2 - PORTÉE DU RÈGLEMENT PAR RAPPORT AUX DIVERS MODES D'UTILISATION ET D'OCCUPATION DU SOL :
Les règles du Plan Local d’Urbanisme se substituent à celles du Règlement National d'Urbanisme pour l'instruction des demandes d'autorisations d'occupation et d'utilisation du sol.

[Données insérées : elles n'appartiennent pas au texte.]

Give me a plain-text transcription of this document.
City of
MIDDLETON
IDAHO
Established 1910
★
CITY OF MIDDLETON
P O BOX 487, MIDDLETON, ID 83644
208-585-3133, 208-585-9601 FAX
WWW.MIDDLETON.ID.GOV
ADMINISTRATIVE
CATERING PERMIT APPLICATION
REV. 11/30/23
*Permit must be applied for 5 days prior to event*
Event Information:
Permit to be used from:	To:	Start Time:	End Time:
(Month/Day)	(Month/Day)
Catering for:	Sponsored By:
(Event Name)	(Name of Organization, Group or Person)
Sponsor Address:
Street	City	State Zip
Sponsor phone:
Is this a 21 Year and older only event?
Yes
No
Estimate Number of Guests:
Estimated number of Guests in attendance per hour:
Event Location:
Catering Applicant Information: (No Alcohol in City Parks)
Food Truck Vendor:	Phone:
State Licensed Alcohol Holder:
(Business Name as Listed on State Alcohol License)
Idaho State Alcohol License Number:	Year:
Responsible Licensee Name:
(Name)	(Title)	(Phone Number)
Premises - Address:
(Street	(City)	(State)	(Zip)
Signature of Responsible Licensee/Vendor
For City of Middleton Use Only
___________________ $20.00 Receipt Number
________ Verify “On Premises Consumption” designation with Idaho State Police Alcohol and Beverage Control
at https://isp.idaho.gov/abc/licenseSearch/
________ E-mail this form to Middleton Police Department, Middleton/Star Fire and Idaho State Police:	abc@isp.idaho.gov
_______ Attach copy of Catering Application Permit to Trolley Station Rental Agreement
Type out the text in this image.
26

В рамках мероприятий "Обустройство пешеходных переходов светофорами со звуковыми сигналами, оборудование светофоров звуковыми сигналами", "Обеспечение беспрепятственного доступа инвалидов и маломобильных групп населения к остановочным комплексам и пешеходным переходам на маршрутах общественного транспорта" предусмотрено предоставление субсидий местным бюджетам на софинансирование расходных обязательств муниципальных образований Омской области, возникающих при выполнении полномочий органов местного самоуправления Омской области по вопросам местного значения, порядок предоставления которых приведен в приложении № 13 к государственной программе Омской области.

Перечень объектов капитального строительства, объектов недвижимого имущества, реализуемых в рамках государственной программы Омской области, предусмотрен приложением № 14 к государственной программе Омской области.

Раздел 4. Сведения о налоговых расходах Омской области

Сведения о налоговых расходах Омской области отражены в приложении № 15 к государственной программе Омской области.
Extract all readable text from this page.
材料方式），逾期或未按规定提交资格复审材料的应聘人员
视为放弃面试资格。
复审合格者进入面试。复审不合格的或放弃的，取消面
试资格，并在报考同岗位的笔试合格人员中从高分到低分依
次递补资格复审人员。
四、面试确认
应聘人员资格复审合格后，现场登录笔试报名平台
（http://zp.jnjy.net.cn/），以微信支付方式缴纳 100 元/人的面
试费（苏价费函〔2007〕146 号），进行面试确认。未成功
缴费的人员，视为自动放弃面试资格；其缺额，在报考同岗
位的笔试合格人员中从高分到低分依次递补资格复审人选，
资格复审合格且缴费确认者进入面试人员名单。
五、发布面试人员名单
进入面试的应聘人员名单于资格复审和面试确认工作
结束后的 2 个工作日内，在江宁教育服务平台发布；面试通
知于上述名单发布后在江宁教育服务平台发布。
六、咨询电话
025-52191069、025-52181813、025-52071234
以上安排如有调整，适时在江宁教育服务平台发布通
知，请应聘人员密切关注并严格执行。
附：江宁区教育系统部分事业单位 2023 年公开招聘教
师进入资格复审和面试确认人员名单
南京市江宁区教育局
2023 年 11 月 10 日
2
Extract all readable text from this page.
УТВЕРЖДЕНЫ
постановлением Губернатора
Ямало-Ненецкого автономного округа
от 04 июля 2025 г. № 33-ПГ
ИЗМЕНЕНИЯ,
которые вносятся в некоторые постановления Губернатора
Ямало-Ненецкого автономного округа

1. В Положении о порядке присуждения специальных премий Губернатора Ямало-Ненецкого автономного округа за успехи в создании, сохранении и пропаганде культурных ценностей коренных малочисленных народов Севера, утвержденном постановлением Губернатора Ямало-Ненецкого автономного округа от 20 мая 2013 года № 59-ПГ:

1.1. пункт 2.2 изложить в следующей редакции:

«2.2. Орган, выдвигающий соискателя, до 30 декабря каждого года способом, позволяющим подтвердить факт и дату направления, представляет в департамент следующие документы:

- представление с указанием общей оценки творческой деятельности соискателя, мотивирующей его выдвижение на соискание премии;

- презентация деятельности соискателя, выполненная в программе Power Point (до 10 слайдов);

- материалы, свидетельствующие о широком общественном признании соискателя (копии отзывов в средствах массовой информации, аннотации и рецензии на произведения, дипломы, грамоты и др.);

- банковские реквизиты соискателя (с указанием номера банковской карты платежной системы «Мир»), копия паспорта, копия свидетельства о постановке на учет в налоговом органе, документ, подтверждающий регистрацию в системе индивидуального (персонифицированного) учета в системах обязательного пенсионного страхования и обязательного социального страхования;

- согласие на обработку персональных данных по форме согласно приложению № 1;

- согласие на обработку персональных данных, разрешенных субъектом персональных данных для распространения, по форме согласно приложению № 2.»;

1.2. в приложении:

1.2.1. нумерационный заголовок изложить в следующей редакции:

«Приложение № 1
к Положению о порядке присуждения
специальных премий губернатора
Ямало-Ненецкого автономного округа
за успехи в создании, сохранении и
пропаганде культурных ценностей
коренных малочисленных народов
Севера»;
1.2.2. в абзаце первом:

- Sont soumis à déclaration préalable ou permis d'aménager (instruites selon le règlement du Plan Local d’Urbanisme) les travaux, installations et aménagements suivants, mentionnés aux articles R.421-19 à R.421-22, soumis à permis d'aménager, et ceux mentionnés aux articles R.421-23 à R.421-25, qui doivent faire l'objet d'une déclaration préalable :
(Article R.421-19) Doivent être précédés de la délivrance d'un permis d'aménager : a) Les lotissements, qui ont pour effet, sur une période de moins de dix ans, de créer plus de deux lots à construire : - lorsqu'ils prévoient la réalisation de voies ou espaces communs ; - ou lorsqu'ils sont situés dans un site classé ou dans un secteur sauvegardé dont le périmètre a été délimité ; b) Les remembrements réalisés par une association foncière urbaine libre régie par le chapitre II du titre II du livre III, lorsqu'ils prévoient la réalisation de voies ou espaces communs ; c) La création ou l'agrandissement d'un terrain de camping permettant l'accueil de plus de vingt personnes ou de plus de six tentes, caravanes ou résidences mobiles de loisirs ; d) La création ou l'agrandissement d'un parc résidentiel de loisirs prévu au 1° de l'article R. 111-34 ou d'un village de vacances classé en hébergement léger prévu par l'article L. 325-1 du code du tourisme ; e) Le réaménagement d'un terrain de camping ou d'un parc résidentiel de loisirs existant, lorsque ce réaménagement a pour objet ou pour effet d'augmenter de plus de 10 % le nombre des emplacements ; f) Les travaux ayant pour effet, dans un terrain de camping ou d'un parc résidentiel de loisirs, de modifier substantiellement la végétation qui limite l'impact visuel des installations ; g) L'aménagement d'un terrain pour la pratique des sports ou loisirs motorisés ; h) L'aménagement d'un parc d'attractions ou d'une aire de jeux et de sports d'une superficie supérieure à deux hectares ; i) L'aménagement d'un golf d'une superficie supérieure à vingt-cinq hectares ; j) Lorsqu'ils sont susceptibles de contenir au moins cinquante unités les aires de stationnement ouvertes au public, les dépôts de véhicules et les garages collectifs de caravanes ou de résidences mobiles de loisirs ; k) A moins qu'ils ne soient nécessaires à l'exécution d'un permis de construire, les affouillements et exhaussements du sol dont la hauteur, s'il s'agit d'un exhaussement, ou la profondeur dans le cas d'un affouillement, excède deux mètres et qui portent sur une superficie supérieure ou égale à deux hectares.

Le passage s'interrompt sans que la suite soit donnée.